Matt Fraction is a good writer, for my money, but there are several dialogue segments this issue that feel very wrong to me. When Sin threatens to kill him, Steve Rogers grunts “Your dad couldn’t. Reckon you can’t either.” In battle with The Hulk, Thor snarls, “You were always a PAIN IN THE ASS!” Spider-Man telling The Serpent to “Suck it!” (Okay, that one I like…) It’s hard to explain, but somehow seeing these characters abandoning their old-school character beats (Cap’s moralistic speechifying, Thor’s thees and thous and thoosts) makes it feel artificial, as though they’ve been playing roles and now no longer have time for them. It serves to underline the dramatic content and scope of our earth-shattering story, but it diminishes the heroes. We do get two huge “Hell, YEAH!/Oh CRAP!” moments in this story, though. The first comes when Captain America attacks the Serpent with his shield and the villain effortlessly catches and SHATTERS it to smithereens. Ooooh, crap. Then, as Franklin Richards, of all people, finds the mortally wounded Thing dying in the street, he whispers something that we’ve all realized for years: “‘Member how I told Mom and Dad I wouldn’t use my powers? I LIED.” The Thing is restored both to normal and perfect health, and mutters about how Reed and Sue are gonna kill both of them.
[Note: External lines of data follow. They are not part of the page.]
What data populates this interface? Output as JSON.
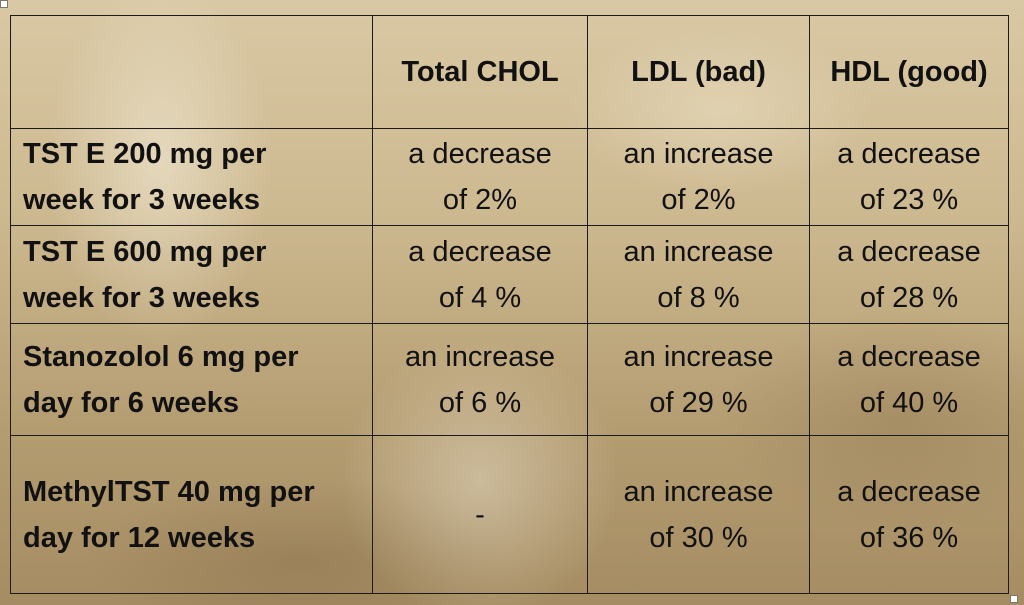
{
  "table": {
    "headers": [
      "",
      "Total CHOL",
      "LDL (bad)",
      "HDL (good)"
    ],
    "rows": [
      {
        "label": [
          "TST E 200 mg per",
          "week for 3 weeks"
        ],
        "total_chol": [
          "a decrease",
          "of 2%"
        ],
        "ldl": [
          "an increase",
          "of 2%"
        ],
        "hdl": [
          "a decrease",
          "of 23 %"
        ]
      },
      {
        "label": [
          "TST E 600 mg per",
          "week for 3 weeks"
        ],
        "total_chol": [
          "a decrease",
          "of 4 %"
        ],
        "ldl": [
          "an increase",
          "of 8 %"
        ],
        "hdl": [
          "a decrease",
          "of 28 %"
        ]
      },
      {
        "label": [
          "Stanozolol 6 mg per",
          "day for 6 weeks"
        ],
        "total_chol": [
          "an increase",
          "of 6 %"
        ],
        "ldl": [
          "an increase",
          "of 29 %"
        ],
        "hdl": [
          "a decrease",
          "of 40 %"
        ]
      },
      {
        "label": [
          "MethylTST 40 mg per",
          "day for 12 weeks"
        ],
        "total_chol": [
          "-"
        ],
        "ldl": [
          "an increase",
          "of 30 %"
        ],
        "hdl": [
          "a decrease",
          "of 36 %"
        ]
      }
    ]
  }
}
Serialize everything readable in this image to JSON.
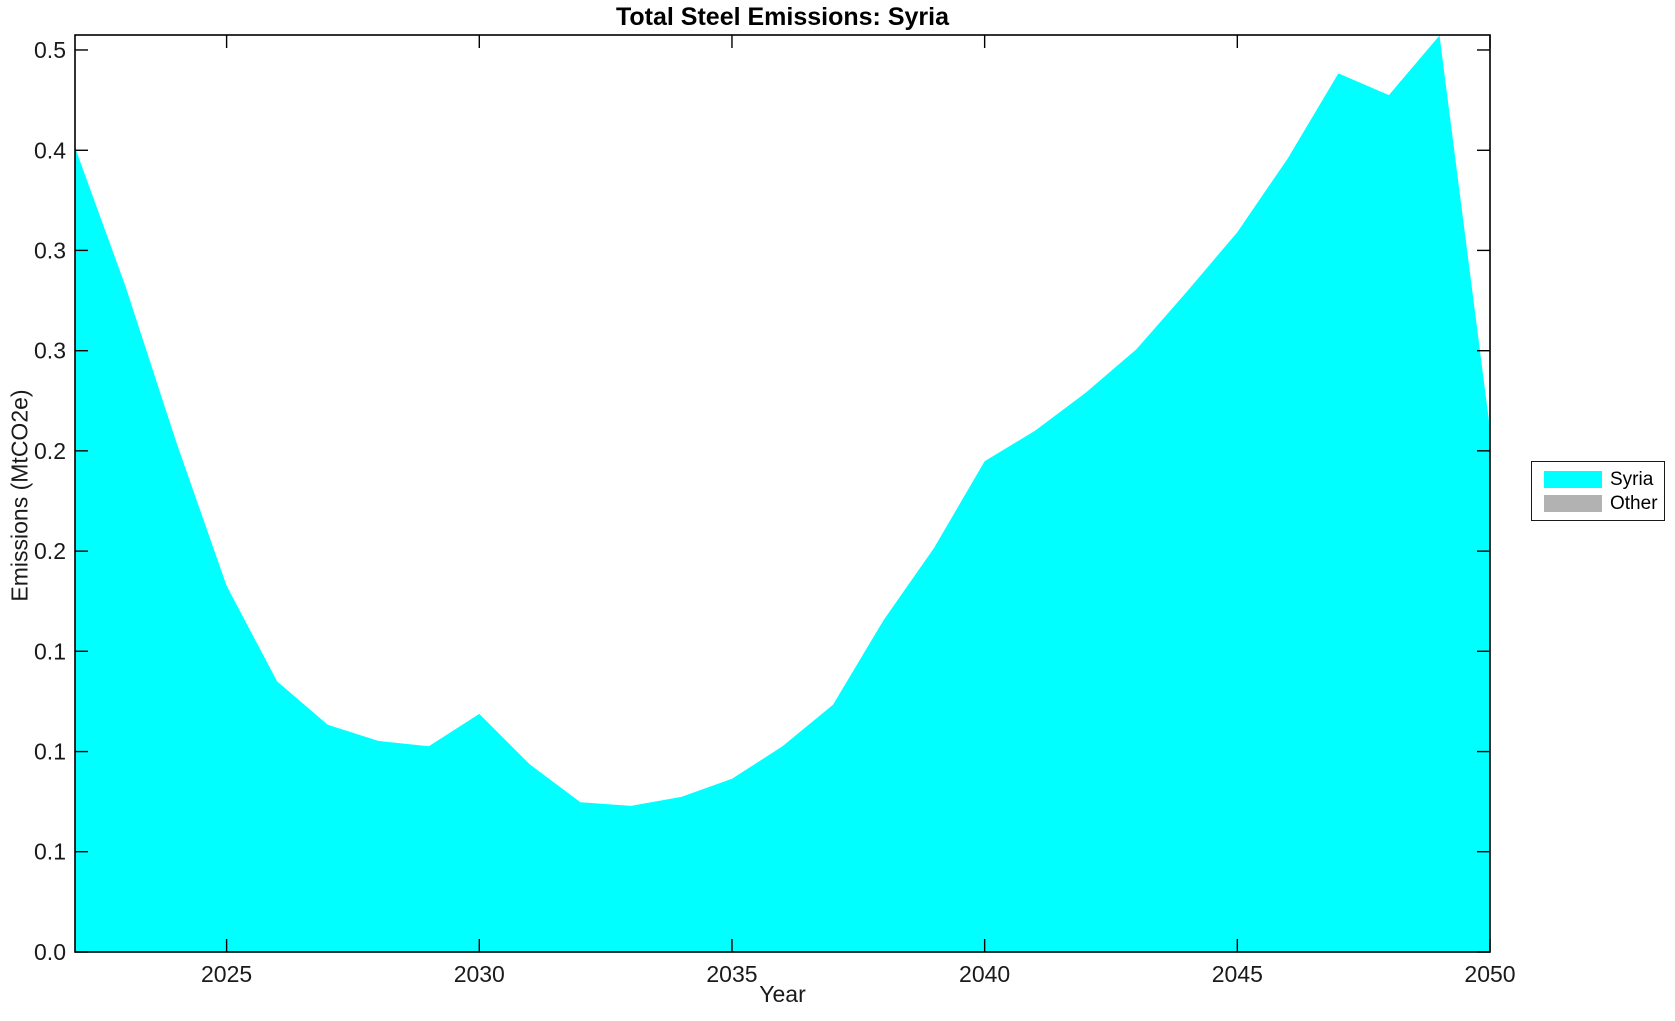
{
  "title": "Total Steel Emissions: Syria",
  "axes": {
    "xlabel": "Year",
    "ylabel": "Emissions (MtCO2e)",
    "xlim": [
      2022,
      2050
    ],
    "ylim": [
      0,
      0.5083
    ],
    "x_ticks": [
      {
        "value": 2025,
        "label": "2025"
      },
      {
        "value": 2030,
        "label": "2030"
      },
      {
        "value": 2035,
        "label": "2035"
      },
      {
        "value": 2040,
        "label": "2040"
      },
      {
        "value": 2045,
        "label": "2045"
      },
      {
        "value": 2050,
        "label": "2050"
      }
    ],
    "y_ticks": [
      {
        "value": 0.0,
        "label": "0.0"
      },
      {
        "value": 0.0556,
        "label": "0.1"
      },
      {
        "value": 0.1111,
        "label": "0.1"
      },
      {
        "value": 0.1667,
        "label": "0.1"
      },
      {
        "value": 0.2222,
        "label": "0.2"
      },
      {
        "value": 0.2778,
        "label": "0.2"
      },
      {
        "value": 0.3333,
        "label": "0.3"
      },
      {
        "value": 0.3889,
        "label": "0.3"
      },
      {
        "value": 0.4444,
        "label": "0.4"
      },
      {
        "value": 0.5,
        "label": "0.5"
      }
    ]
  },
  "legend": {
    "entries": [
      {
        "label": "Syria",
        "color": "#00ffff"
      },
      {
        "label": "Other",
        "color": "#b2b2b2"
      }
    ]
  },
  "colors": {
    "series_syria": "#00ffff",
    "series_other": "#b2b2b2",
    "axis": "#000000",
    "tick_text": "#1a1a1a",
    "background": "#ffffff"
  },
  "chart_data": {
    "type": "area",
    "title": "Total Steel Emissions: Syria",
    "xlabel": "Year",
    "ylabel": "Emissions (MtCO2e)",
    "xlim": [
      2022,
      2050
    ],
    "ylim": [
      0,
      0.5083
    ],
    "grid": false,
    "legend_position": "right-outside",
    "x": [
      2022,
      2023,
      2024,
      2025,
      2026,
      2027,
      2028,
      2029,
      2030,
      2031,
      2032,
      2033,
      2034,
      2035,
      2036,
      2037,
      2038,
      2039,
      2040,
      2041,
      2042,
      2043,
      2044,
      2045,
      2046,
      2047,
      2048,
      2049,
      2050
    ],
    "series": [
      {
        "name": "Syria",
        "color": "#00ffff",
        "values": [
          0.446,
          0.369,
          0.283,
          0.203,
          0.15,
          0.126,
          0.117,
          0.114,
          0.132,
          0.104,
          0.083,
          0.081,
          0.086,
          0.096,
          0.114,
          0.137,
          0.184,
          0.224,
          0.272,
          0.289,
          0.31,
          0.334,
          0.366,
          0.399,
          0.44,
          0.487,
          0.475,
          0.508,
          0.29
        ]
      },
      {
        "name": "Other",
        "color": "#b2b2b2",
        "values": [
          0,
          0,
          0,
          0,
          0,
          0,
          0,
          0,
          0,
          0,
          0,
          0,
          0,
          0,
          0,
          0,
          0,
          0,
          0,
          0,
          0,
          0,
          0,
          0,
          0,
          0,
          0,
          0,
          0
        ]
      }
    ]
  }
}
Heh.
The Verdict: Troublesome, But Epic Enough
The issue ends with everyone clearly freaking out, as Captain America concedes that the battle is lost, Spider-Man gives up the fight to find his loved ones, and Thor collapses from his injuries. It’s a shocking ending, but one that feels (to me at least) artificially inflated. There are no fewer than FOUR of Marvel’s “everything you know is wrong!” moments used here to underline the seriousness of the conflict, and their cumulative effect makes me feel like my daughter is trying to get my attention. Daddy? Daddy? Daddy? Daddy? Daddy? Daddy? Still, it’s a wonderfully rendered issue by Immonen and Von Grawbadger, and Fraction has a clear grasp of how the Marvel Universe works, even in its most remote scope, giving us wonderful details like Tony Starks’s past as a weaponsmith, the Richards children bickering and a wonderful series of interactions between Thor and the Hulk that elevate some of the fighty-fighty past mere fisticuffs. My problems with the shock-and-awe approach don’t wreck the book, but definitely make it less enjoyable than previous issues. Fear Itself #5 earns an above-average 3 out of 5 stars overall, and for all the things I’m probably overthinking, it does at least make you consider that the status quo is not going to be easily reset afterwards…
Faithful Spoilerite Question Of The Day: Is it better to do the unthinkable (i.e. break the indestructible shield; return Bucky from the dead; have Iron Man start drinking again) than to be predictable? Or are the creators actually undermining their own creations with these ‘hotshot’ story beats?